Sustainability reports provide companies with opportunities to evaluate and communicate their economic, environmental, and social governance performance in order to manage change more effectively.
But as fate would have it, of late, many companies have been found on the wrong side of the law by being only obsessed with reporting financial issues minus the environmental ones.
Those companies that have been found on the wrong side of the law may actually not be the rogue ones because they cared to report on something, while the majority of them in developing countries don’t seem to care about reporting their activities or worse still to be found sharing their activities with the public.
As such, their activities are shrouded in secrecy, while the environment suffers from toxins, greenhouse gas emissions, degradation and destructive tendencies of any nature contributing to the 21st century corporate madness.
Sustainability reporting is supposed to change the world by covering diverse ecological issues as well as helping to shape ecological attitudes according to local and global standards for the sustainable future we want.
Sustainability reporting is not only deeply rooted in business, environmental and social protection, but also in transparent corporate communication too.
Sustainability reporting is supposed to be the fundamental communication channel, which all organisations should have with their stakeholders.
Designed as a tool for every company, sustainability reporting is supposed to share its environmental protection, performance and management practices, sadly, many corporates decide to conceal their environmental stewardship and duty in preference to financial reporting.
Because the prime aim of getting into business is to make money, it is important to consider ecological issues bordering on human supply chains and the people’s livelihoods.
Issues of the companies’ energy consumption, greenhouse gas emissions and environmental benefits are usually masked, paid lip-service to, as well shrouded in jargon.
Many companies think disclosing their carbon emissions would be detrimental to their business.
Some greenhouse gas emitting companies ignore social responsibilities, which are meant to uplift the standards of living for the communities in which they are operating in.
As such, these companies are supposed to demonstrate, in their reports, that they are adding value to the environment rather than destroying it.
For quite a long time, humanity and aquatic creatures have borne the brunt of toxic pollutants, discharge of industrial waste into streams, rivers, lakes, and seas, as well as release of mine dust into the residential arrears without any form of compensation.
Some multinational companies plunder and loot resources especially from developing countries and vanish without engaging in corporate social responsibility.

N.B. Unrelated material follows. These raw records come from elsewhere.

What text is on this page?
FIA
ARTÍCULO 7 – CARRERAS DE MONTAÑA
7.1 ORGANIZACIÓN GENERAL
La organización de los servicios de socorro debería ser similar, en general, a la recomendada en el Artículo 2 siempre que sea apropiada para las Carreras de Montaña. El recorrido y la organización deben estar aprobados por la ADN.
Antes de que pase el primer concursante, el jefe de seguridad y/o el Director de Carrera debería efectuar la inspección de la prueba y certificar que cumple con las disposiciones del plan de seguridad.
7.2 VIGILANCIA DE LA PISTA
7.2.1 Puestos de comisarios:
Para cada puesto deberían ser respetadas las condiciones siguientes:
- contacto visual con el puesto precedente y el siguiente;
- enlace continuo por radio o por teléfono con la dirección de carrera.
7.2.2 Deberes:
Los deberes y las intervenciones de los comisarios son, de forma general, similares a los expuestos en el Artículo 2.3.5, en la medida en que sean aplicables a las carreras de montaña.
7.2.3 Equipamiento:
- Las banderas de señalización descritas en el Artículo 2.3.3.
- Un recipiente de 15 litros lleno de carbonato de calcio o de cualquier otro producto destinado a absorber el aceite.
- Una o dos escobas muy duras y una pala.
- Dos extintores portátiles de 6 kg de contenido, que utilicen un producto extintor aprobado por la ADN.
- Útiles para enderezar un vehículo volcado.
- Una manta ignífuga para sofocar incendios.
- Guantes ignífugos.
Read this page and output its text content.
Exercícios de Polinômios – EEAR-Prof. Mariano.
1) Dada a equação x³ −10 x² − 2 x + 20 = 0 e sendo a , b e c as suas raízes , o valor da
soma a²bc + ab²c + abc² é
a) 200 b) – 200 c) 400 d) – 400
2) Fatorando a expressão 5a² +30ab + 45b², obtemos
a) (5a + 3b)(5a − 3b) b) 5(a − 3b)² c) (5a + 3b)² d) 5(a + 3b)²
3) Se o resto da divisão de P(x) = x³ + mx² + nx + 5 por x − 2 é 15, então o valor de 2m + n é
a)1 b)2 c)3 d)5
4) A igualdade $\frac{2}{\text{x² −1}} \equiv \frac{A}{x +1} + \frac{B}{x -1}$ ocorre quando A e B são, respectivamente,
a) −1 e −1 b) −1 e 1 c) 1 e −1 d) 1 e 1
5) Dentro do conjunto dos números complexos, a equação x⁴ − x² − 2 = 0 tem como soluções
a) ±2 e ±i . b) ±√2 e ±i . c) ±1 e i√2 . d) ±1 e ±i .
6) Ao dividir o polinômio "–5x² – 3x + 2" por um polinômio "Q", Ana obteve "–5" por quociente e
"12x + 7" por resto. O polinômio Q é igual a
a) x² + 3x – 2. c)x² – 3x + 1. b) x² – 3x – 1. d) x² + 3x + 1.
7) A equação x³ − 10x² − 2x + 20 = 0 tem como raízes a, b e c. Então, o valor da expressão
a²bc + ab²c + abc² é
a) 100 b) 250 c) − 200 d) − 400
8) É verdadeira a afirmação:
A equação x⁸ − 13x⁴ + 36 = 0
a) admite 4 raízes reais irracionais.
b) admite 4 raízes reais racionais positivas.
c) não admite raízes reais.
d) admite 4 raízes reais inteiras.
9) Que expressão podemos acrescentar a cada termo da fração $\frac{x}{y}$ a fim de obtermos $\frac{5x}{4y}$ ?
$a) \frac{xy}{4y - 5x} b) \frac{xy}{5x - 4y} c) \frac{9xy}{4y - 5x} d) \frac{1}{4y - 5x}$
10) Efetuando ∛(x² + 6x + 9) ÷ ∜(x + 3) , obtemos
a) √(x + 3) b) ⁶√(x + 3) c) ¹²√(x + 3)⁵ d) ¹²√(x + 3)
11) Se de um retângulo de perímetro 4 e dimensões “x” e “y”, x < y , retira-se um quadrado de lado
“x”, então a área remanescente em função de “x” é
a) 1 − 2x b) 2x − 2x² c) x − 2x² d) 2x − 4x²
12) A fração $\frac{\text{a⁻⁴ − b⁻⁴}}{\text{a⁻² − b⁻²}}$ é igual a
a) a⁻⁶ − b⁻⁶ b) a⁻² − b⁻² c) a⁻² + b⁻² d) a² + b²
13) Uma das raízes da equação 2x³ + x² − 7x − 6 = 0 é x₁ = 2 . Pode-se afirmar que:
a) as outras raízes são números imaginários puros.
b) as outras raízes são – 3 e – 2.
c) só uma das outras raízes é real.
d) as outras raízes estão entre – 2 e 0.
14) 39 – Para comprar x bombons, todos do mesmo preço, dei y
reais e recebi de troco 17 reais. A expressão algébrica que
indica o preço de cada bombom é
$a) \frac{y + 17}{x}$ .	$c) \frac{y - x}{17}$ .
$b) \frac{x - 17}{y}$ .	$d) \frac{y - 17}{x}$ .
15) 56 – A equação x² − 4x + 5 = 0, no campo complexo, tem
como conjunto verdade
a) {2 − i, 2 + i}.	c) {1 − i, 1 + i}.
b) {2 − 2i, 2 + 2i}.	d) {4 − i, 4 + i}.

The public need to be kept informed about how their environment is being protected from the effects of global warming.
It is always, business profits first, while environmental ethics are thrown into the dustbin.
Sustainability reporting is a powerful change agent and as such, companies are urged to strengthen in this regard.
It is also significant that sustainability reporting should not be independent from existing supply and value chains critical for people’s livelihoods.
Companies need not to report simply because they have to be seen doing something, but they need to be accountable and engaging too.